Le workfare[2] à la française

Le candidat Macron avait annoncé lors de la présentation de son programme le 17 mars 2022 sa volonté de réformer le RSA « en assurant un meilleur accompagnement et un meilleur équilibre des droits et devoirs » et « l’obligation de consacrer 15 à 20 heures par semaines pour une activité permettant d’aller vers l’insertion professionnelle »[3]. Le projet a depuis son élection été confié à Thibaut Guilluy, haut-commissaire à l’Emploi et à l’Engagement et intégrera plus largement le projet de loi France Travail qui doit remplacer Pôle emploi en 2024. Il est d’ores et déjà expérimenté dans 18 départements. Sans la Seine-Saint-Denis donc.

France Travail serait l’opérateur chargé de piloter l’ensemble du service public de l’emploi avec les acteurs associés pour coordonner l’accompagnement des bénéficiaires. Derrière l’intérêt de l’usager avancé par la réforme, se cache en réalité une tentative de recentralisation des politiques d’accompagnement vers l’emploi, comme le laissent entrevoir les craintes exprimées par les départements[4] ou les missions locales[5]. Mais cela pose deux problèmes. Tout d’abord, du point de vue de la gouvernance car les collectivités locales, qui reposent sur l’élection au suffrage universel, vont être inféodées à une agence de l’État. Ensuite, au niveau budgétaire, puisque le rapport de la mission de préfiguration estime le financement du plan entre 2,3 et 2,7 milliards d’euros sur la période 2024-2026[6].

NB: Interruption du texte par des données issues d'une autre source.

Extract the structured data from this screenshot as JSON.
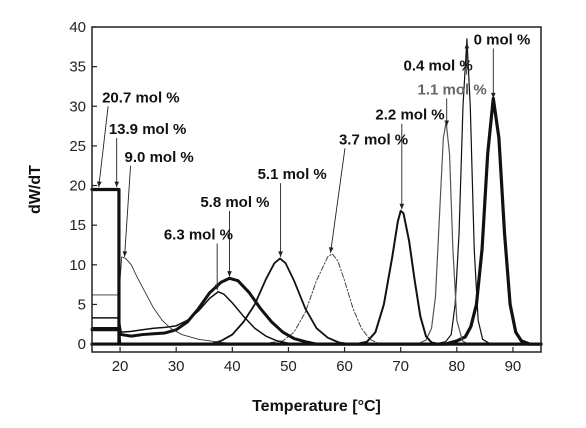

Dans un contexte de crise du recrutement, il y a par ailleurs tout lieu de penser que l’État cherche à faire peser la responsabilité du chômage sur les individus plutôt que sur la société, les sanctions venant se substituer à l’accompagnement. Une manière de rééquilibrer le rapport de forces sur le marché du travail au bénéfice des entreprises. C’est ainsi qu’il faut lire les récentes polémiques entourant les propos de l’exécutif, de Thibaut Guilluy, qui souhaite qu’on « demande des comptes » aux allocataires[7] du RSA, au Président de la République qui estimait lors de son allocution télévisée du 22 mars qu’il fallait les « responsabiliser ». La réforme prévoit en particulier une « suspension – remobilisation » applicable soit avant la signature du contrat d’engagement si l’allocataire ne se présente pas à ses rendez-vous ou tout au long de l’accompagnement s’il ne tient pas ses engagements, ce qui vise à faciliter, donc accroître le recours aux sanctions par les institutions[8].

Un risque d’aggravation de la pauvreté

Or comme le montre une étude des chercheurs Sylvain Chareyron, Rémi Le Gall et Yannick L’Horty, si les dispositifs de sanction améliorent la participation aux démarches d’insertion, ils n’ont que peu d’effets sur l’accès à l’emploi et aggravent le risque de non-recours aux droits[9].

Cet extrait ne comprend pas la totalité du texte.